We are concluded by the findings of the referee, which have been affirmed by the General Term, from reviewing the question of good faith of the plaintiff in instituting the proceedings, and of probable cause. The court, on a full hearing on the part of the petitioner, and of the committee and his relatives, ordered a reference to inquire as to the continued sanity of the petitioner, thereby giving its sanction to the investigation. It appears that the lunatic had a very considerable estate. He was affected with some delusions which were not disclosed in ordinary conversation; was permitted for years before the investigation to visit his friends in the city of Utica, attend dinners, entertainments, etc., without restraint from the asylum authorities, and that he was regarded by many of his friends and acquaintances as sane. Upon the facts proved and found we think a case was made which authorized a recovery in the action, and that the judgment should be affirmed.
The point that the question of the right of the plaintiff to compensation was res adjudicata by the decision of the General Term reversing the order entered upon the report of the referee in the proceedings taken by the plaintiff before the death of the lunatic to procure compensation is not well founded. The order of the General Term reversed the order of the Special Term and vacated the reference, but did not deny the original application. The decision of the General Term may have proceeded on grounds entirely consistent with the claim of the plaintiff to some compensation, as, for example, that the allowance made was excessive. It is incumbent on a party claiming an estoppel to make out a clear case, and it cannot be sustained by doubtful inferences, or where the record is capable of a construction consistent with the subsequent claim.
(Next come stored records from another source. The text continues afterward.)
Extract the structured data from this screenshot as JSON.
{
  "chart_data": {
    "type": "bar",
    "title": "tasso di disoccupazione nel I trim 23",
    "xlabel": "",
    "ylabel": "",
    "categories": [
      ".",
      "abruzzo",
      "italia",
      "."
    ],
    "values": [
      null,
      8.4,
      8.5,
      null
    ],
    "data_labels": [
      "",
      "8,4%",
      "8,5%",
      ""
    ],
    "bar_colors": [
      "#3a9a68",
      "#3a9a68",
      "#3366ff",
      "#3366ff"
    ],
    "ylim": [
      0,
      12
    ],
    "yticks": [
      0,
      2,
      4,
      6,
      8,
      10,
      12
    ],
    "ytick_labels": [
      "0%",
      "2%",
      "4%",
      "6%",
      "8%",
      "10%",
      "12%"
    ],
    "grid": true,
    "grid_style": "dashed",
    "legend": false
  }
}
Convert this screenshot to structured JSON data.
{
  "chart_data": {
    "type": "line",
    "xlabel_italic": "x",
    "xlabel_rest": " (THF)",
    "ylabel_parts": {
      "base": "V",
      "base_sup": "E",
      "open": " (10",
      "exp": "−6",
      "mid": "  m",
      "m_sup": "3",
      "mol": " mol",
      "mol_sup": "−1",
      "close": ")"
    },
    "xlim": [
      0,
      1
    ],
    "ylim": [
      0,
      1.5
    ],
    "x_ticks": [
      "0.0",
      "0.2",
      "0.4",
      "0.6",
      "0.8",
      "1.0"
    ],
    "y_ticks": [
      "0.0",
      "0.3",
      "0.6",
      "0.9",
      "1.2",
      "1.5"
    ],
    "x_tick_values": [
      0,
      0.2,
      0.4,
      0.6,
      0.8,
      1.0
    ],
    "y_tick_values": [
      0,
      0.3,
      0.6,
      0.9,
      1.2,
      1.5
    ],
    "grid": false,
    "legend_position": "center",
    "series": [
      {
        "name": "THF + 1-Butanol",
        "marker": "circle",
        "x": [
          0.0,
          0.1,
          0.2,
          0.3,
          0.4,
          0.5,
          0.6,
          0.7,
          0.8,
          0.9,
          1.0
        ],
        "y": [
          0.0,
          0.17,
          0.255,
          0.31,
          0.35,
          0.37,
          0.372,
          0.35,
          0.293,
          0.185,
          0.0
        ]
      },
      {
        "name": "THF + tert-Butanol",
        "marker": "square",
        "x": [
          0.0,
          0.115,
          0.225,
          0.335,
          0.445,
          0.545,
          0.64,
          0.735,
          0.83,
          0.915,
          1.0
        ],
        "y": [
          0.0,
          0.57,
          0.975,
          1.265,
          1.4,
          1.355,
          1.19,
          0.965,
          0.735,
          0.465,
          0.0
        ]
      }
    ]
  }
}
The point that the General Term could not direct a reduction of the judgment and an affirmance for the reduced amount if the plaintiff consented to the reduction is also untenable. There was no conflict as to the value of the services on the trial. The General Term, somewhat arbitrarily we think, reduced the recovery, and of this the defendants have no reason to complain.
These views lead to an affirmance of the judgment, but, under the circumstances, without costs to either party in this court.
All concur, except O'BRIEN, J., dissenting.